"Ti andrebbe di sfilarmi le scarpe?"
Ed io che neanche avevo cercato le parole.
Era una festa, era sabato ed era pieno di streghe. Io continuavo a fissare la strega più strana di tutte.
Soddisfazioni e aspettative hanno il loro posto naturale dentro una cartellina in cartone con tanto di elastico, non dentro una mente.
Circondato da fonti, la luce emessa collassa tutto intorno e mi bagna le scarpe.
Il distacco emozionale sperimentato dalle villette schierate come un plotone d'esecuzione addosso al mare.
Non seguo un piano, non rotolo lungo un piano. la parola al groviglio: dice che faccio bene.

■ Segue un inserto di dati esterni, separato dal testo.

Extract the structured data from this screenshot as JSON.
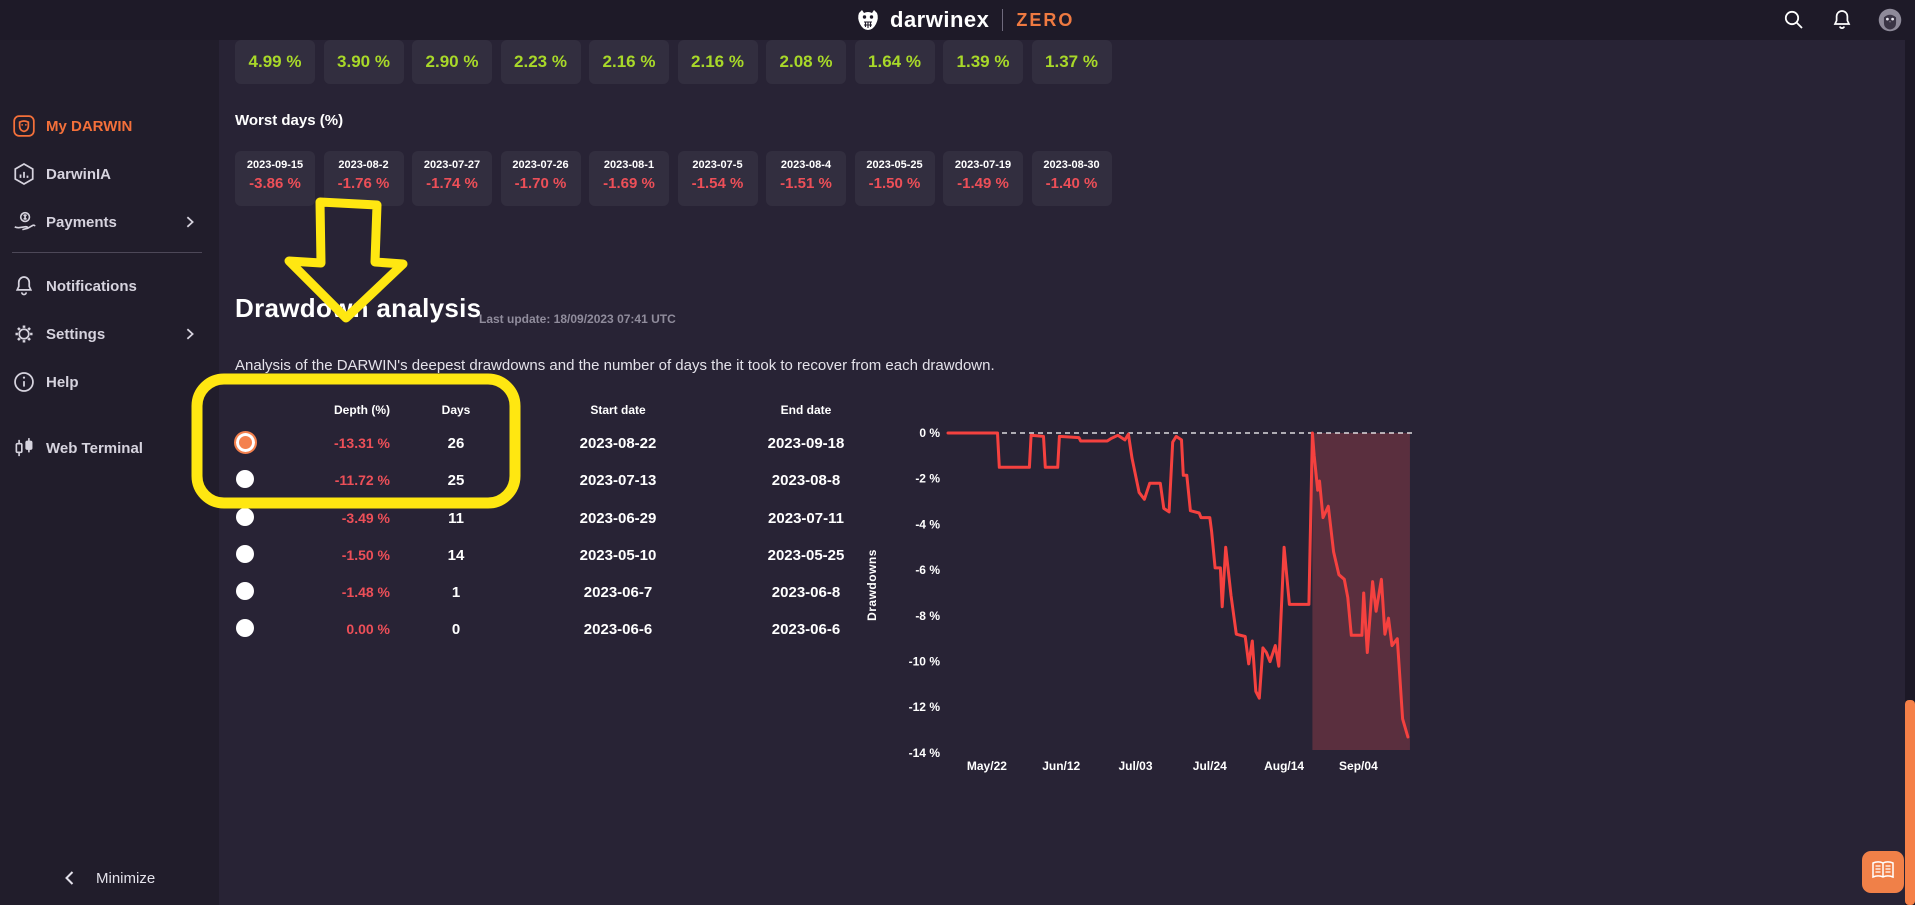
{
  "navbar": {
    "brand": "darwinex",
    "brand_suffix": "ZERO"
  },
  "sidebar": {
    "items": [
      {
        "label": "My DARWIN",
        "icon": "owl-badge",
        "active": true,
        "chevron": false
      },
      {
        "label": "DarwinIA",
        "icon": "hexagon-chart",
        "active": false,
        "chevron": false
      },
      {
        "label": "Payments",
        "icon": "payments-hand",
        "active": false,
        "chevron": true
      },
      {
        "label": "Notifications",
        "icon": "bell",
        "active": false,
        "chevron": false
      },
      {
        "label": "Settings",
        "icon": "gear",
        "active": false,
        "chevron": true
      },
      {
        "label": "Help",
        "icon": "info",
        "active": false,
        "chevron": false
      },
      {
        "label": "Web Terminal",
        "icon": "candles",
        "active": false,
        "chevron": false
      }
    ],
    "minimize_label": "Minimize"
  },
  "best_days": {
    "values": [
      "4.99 %",
      "3.90 %",
      "2.90 %",
      "2.23 %",
      "2.16 %",
      "2.16 %",
      "2.08 %",
      "1.64 %",
      "1.39 %",
      "1.37 %"
    ]
  },
  "worst_days": {
    "title": "Worst days (%)",
    "cards": [
      {
        "date": "2023-09-15",
        "value": "-3.86 %"
      },
      {
        "date": "2023-08-2",
        "value": "-1.76 %"
      },
      {
        "date": "2023-07-27",
        "value": "-1.74 %"
      },
      {
        "date": "2023-07-26",
        "value": "-1.70 %"
      },
      {
        "date": "2023-08-1",
        "value": "-1.69 %"
      },
      {
        "date": "2023-07-5",
        "value": "-1.54 %"
      },
      {
        "date": "2023-08-4",
        "value": "-1.51 %"
      },
      {
        "date": "2023-05-25",
        "value": "-1.50 %"
      },
      {
        "date": "2023-07-19",
        "value": "-1.49 %"
      },
      {
        "date": "2023-08-30",
        "value": "-1.40 %"
      }
    ]
  },
  "drawdown_section": {
    "title": "Drawdown analysis",
    "last_update": "Last update: 18/09/2023 07:41 UTC",
    "description": "Analysis of the DARWIN's deepest drawdowns and the number of days the it took to recover from each drawdown.",
    "table": {
      "headers": {
        "depth": "Depth (%)",
        "days": "Days",
        "start": "Start date",
        "end": "End date"
      },
      "rows": [
        {
          "depth": "-13.31 %",
          "days": "26",
          "start": "2023-08-22",
          "end": "2023-09-18",
          "selected": true
        },
        {
          "depth": "-11.72 %",
          "days": "25",
          "start": "2023-07-13",
          "end": "2023-08-8",
          "selected": false
        },
        {
          "depth": "-3.49 %",
          "days": "11",
          "start": "2023-06-29",
          "end": "2023-07-11",
          "selected": false
        },
        {
          "depth": "-1.50 %",
          "days": "14",
          "start": "2023-05-10",
          "end": "2023-05-25",
          "selected": false
        },
        {
          "depth": "-1.48 %",
          "days": "1",
          "start": "2023-06-7",
          "end": "2023-06-8",
          "selected": false
        },
        {
          "depth": "0.00 %",
          "days": "0",
          "start": "2023-06-6",
          "end": "2023-06-6",
          "selected": false
        }
      ]
    }
  },
  "chart_data": {
    "type": "line",
    "ylabel": "Drawdowns",
    "ylim": [
      -14,
      0
    ],
    "y_ticks": [
      "0 %",
      "-2 %",
      "-4 %",
      "-6 %",
      "-8 %",
      "-10 %",
      "-12 %",
      "-14 %"
    ],
    "x_ticks": [
      {
        "label": "May/22",
        "day": 11
      },
      {
        "label": "Jun/12",
        "day": 32
      },
      {
        "label": "Jul/03",
        "day": 53
      },
      {
        "label": "Jul/24",
        "day": 74
      },
      {
        "label": "Aug/14",
        "day": 95
      },
      {
        "label": "Sep/04",
        "day": 116
      }
    ],
    "x_range_days": [
      0,
      130
    ],
    "zero_line_dashed": true,
    "highlight_region": {
      "start_day": 103,
      "end_day": 130
    },
    "series": [
      {
        "name": "drawdown",
        "color": "#f5413f",
        "points": [
          [
            0,
            0
          ],
          [
            14,
            0
          ],
          [
            14.5,
            -1.5
          ],
          [
            23,
            -1.5
          ],
          [
            23.5,
            -0.1
          ],
          [
            27,
            -0.15
          ],
          [
            27.5,
            -1.5
          ],
          [
            31,
            -1.5
          ],
          [
            31.5,
            -0.15
          ],
          [
            37,
            -0.2
          ],
          [
            37.5,
            -0.35
          ],
          [
            45,
            -0.35
          ],
          [
            46,
            -0.25
          ],
          [
            48,
            -0.1
          ],
          [
            50,
            -0.3
          ],
          [
            51,
            -0.05
          ],
          [
            52,
            -1.1
          ],
          [
            54,
            -2.6
          ],
          [
            55.5,
            -2.9
          ],
          [
            57,
            -2.2
          ],
          [
            60,
            -2.2
          ],
          [
            61,
            -3.3
          ],
          [
            62.5,
            -3.45
          ],
          [
            63.5,
            -0.4
          ],
          [
            64.5,
            -0.15
          ],
          [
            66,
            -0.3
          ],
          [
            66.5,
            -1.85
          ],
          [
            67.5,
            -1.85
          ],
          [
            68.5,
            -3.4
          ],
          [
            71,
            -3.5
          ],
          [
            71.5,
            -3.7
          ],
          [
            74,
            -3.7
          ],
          [
            74.5,
            -4.3
          ],
          [
            75.5,
            -5.9
          ],
          [
            77,
            -5.9
          ],
          [
            77.5,
            -7.6
          ],
          [
            78.5,
            -5.0
          ],
          [
            80,
            -7.1
          ],
          [
            81.5,
            -8.8
          ],
          [
            84,
            -8.9
          ],
          [
            85,
            -10.1
          ],
          [
            86,
            -9.1
          ],
          [
            87,
            -11.3
          ],
          [
            88,
            -11.6
          ],
          [
            89,
            -9.4
          ],
          [
            90,
            -9.6
          ],
          [
            91,
            -10.0
          ],
          [
            92.5,
            -9.3
          ],
          [
            93.5,
            -10.2
          ],
          [
            95,
            -5.0
          ],
          [
            96.5,
            -7.5
          ],
          [
            102,
            -7.5
          ],
          [
            103,
            0
          ],
          [
            103.5,
            -1.0
          ],
          [
            104.5,
            -2.5
          ],
          [
            105,
            -2.1
          ],
          [
            106,
            -3.7
          ],
          [
            107.5,
            -3.2
          ],
          [
            109,
            -5.2
          ],
          [
            110.5,
            -6.2
          ],
          [
            112,
            -6.4
          ],
          [
            113,
            -7.2
          ],
          [
            114,
            -8.85
          ],
          [
            117,
            -8.85
          ],
          [
            117.5,
            -7.0
          ],
          [
            118.5,
            -9.6
          ],
          [
            120,
            -6.5
          ],
          [
            121,
            -7.8
          ],
          [
            122.5,
            -6.4
          ],
          [
            123.5,
            -8.8
          ],
          [
            124.5,
            -8.1
          ],
          [
            125.5,
            -9.3
          ],
          [
            127,
            -9.0
          ],
          [
            128.5,
            -12.5
          ],
          [
            130,
            -13.3
          ]
        ]
      }
    ]
  },
  "colors": {
    "accent_orange": "#f0783c",
    "positive_green": "#a8d829",
    "negative_red": "#ed4f58",
    "chart_line_red": "#f5413f",
    "annotation_yellow": "#ffe711",
    "highlight_fill": "#f0545c"
  }
}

Lei alzava la mano e il gesto che stava per compiere avrebbe registrato il loro passaggio. "Non ce n'è bisogno" Lui le disse. Scesero alla fermata successiva, smarcando il controllo. Lanciandomi un riflesso di vecchiaia.
Sarebbe sconvolgente pensare ad una grazia che non scende dall'alto, ma evapora dalle spaccature del terreno e nella quale potremmo muovere le gambe come cucchiai in un piatto di minestra.
Occhi chiari su un volto poco attraente. Meritano una punizione.
Sostituire la morale con l'estetica. Accedere al tempo attraverso una scala graduata. Sotto il rosso si nasconde la sicurezza, oltre il violetto s'apre l'umanità.
Le dicevano: "Togli le mani dalla neve". Le dicevano: "Resterai assiderata". Lei pensava alle stelle.
E' facile. E' anche bizzarro. Può apparire superfluo. Puoi ignorarlo. Non puoi farlo arrabbiare. Si lascia disprezzare. Si lascia cadere. Si ripete e diventa amichevole. Nasconde una massa nera d'infinita oscurità. Ha preso tutto il nero di cui si circondava un tempo e lo ha compresso e messo là, che si appoggia al muscolo diaframmatico. Respirando forte riesce ancora ad evocarlo. Ci sono dei brividi, come quelli che si provano sotto il sole d'agosto: toccare la massa glieli provoca. E lui, di tanto in tanto, tocca la propria massa, e trema. E' così che si costringe a non dimenticare.